Taking advantage of some nice weather, I decided to sit outside and just enjoy the flowers and the birds. I grabbed a nice refreshing drink I learned to make from the Middle East, a good book and headed over to the comfortable chair. There is something about enjoying a good book with a satisfying drink in a pleasing and relaxing setting.
The birds were singing on and off, a fountain was gurgling in the background and the smell of flowers filled the air. It was nice. And the book was one that I could just get lost in, and lost in it was exactly what I did. The problem with getting lost in a book outside is that you lose track of the sun. And losing track of the sun is a no no with lupus.
And of course once I became aware of the sun, I had to move the chair back into the shade. That can out a bit of a damper on the enjoyment, until you get back into the book. And then you have to repeat that cycle again, unless you find a place that has shade no matter what.

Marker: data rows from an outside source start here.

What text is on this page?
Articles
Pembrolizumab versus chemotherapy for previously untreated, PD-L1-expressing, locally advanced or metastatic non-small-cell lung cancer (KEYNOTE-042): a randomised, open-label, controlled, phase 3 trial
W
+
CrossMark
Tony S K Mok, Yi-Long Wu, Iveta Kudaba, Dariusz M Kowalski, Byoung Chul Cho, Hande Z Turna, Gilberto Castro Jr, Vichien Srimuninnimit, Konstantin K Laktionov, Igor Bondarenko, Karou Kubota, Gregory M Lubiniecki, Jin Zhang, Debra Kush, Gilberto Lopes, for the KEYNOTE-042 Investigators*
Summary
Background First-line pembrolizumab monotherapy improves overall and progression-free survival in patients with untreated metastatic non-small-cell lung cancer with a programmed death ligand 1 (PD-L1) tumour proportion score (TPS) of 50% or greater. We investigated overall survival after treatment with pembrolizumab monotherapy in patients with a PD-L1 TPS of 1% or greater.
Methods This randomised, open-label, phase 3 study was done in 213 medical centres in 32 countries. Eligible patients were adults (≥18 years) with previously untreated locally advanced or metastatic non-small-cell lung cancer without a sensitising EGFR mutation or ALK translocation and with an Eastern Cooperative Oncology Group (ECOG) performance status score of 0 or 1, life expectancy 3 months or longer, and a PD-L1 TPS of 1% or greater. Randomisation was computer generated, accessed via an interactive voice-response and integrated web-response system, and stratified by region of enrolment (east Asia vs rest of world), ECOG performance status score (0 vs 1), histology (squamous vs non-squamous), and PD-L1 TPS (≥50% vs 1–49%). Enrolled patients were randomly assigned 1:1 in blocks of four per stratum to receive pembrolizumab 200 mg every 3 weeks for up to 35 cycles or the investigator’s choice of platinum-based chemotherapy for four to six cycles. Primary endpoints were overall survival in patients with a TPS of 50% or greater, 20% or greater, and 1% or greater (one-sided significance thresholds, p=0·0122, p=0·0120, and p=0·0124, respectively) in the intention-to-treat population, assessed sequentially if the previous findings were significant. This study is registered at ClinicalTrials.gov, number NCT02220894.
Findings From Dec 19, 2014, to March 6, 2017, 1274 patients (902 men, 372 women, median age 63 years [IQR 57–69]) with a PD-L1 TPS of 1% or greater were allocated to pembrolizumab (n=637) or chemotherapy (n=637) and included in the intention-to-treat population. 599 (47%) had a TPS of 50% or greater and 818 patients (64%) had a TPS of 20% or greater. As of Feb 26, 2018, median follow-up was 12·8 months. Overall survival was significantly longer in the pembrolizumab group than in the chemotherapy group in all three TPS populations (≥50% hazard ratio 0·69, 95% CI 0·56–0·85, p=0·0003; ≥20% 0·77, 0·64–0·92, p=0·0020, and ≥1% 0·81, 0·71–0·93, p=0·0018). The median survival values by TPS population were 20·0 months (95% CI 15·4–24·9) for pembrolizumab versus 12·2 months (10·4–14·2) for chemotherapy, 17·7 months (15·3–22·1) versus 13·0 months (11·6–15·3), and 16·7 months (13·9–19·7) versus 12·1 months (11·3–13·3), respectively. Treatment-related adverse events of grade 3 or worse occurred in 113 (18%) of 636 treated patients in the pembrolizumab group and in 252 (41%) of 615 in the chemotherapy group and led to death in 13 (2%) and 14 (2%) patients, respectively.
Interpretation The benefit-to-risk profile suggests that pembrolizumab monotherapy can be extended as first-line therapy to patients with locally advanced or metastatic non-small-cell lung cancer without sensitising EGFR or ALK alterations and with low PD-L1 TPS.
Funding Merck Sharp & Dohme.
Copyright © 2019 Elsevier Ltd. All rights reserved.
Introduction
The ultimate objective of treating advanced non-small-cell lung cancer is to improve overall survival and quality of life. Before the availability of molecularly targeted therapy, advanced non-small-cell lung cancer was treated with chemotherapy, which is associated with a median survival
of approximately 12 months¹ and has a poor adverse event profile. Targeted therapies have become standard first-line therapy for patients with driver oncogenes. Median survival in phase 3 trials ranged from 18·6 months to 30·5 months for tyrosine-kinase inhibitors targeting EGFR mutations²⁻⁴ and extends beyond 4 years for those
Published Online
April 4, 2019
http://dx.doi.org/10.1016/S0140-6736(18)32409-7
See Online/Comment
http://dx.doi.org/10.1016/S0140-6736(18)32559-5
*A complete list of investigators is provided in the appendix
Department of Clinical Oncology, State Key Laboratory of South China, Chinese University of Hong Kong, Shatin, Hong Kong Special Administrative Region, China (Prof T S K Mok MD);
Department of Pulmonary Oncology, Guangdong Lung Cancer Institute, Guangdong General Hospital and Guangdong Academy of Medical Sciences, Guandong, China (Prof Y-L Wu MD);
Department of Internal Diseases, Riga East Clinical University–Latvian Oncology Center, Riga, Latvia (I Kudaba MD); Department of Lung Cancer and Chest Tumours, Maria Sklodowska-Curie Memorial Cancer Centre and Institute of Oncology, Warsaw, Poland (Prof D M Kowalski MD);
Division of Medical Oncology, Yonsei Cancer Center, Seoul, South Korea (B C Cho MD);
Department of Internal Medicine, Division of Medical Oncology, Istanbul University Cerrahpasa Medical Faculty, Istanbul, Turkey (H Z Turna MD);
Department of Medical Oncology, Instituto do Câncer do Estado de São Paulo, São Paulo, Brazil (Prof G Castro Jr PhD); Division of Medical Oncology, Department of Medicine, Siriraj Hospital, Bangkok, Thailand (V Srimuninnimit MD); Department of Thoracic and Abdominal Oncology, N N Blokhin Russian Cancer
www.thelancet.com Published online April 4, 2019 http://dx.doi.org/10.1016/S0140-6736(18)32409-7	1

I have a gazebo to sit under, but sometimes I want to just enjoy the outdoors without seeking the shelter of the gazebo. It’s a bit like being outside and not being outside at the same time. But in the end, I always find myself in the gazebo because it’s better than pushing things with lupus too far.
Today I guess I wasn’t as careful as I thought. The evidence is on my face, a lovely butterfly rash, swelling in my feet and hands and an incredible stiffness all throughout my body. And that’s just the beginning of the price I will pa for getting lost in the book and the mood outside.
I didn’t notice the rash, and until I got up to walk I wasn’t aware of the swelling and stiffness. Beloved’s comment to me today, when I saw him was “your face is red, really red”. That’s when I knew I wasn’t as careful as I had thought.
Its funny really how I can ignore things, downplay the symptoms until someone points out the obvious. Once I was informed my face was red I was aware of it. I could see the swelling which is weird because I could see that before, but I just didn’t.
Beloved, thankfully, helps me through moments. No lectures, no sighs or rolling of eyes. I guess he understands that sometimes the need to be normal, that sometimes the desire to just enjoy, is overwhelming. He simply gets me through the worst of it, finds a way to make the gazebo more like being without it and tells me I don’t have to be that tough.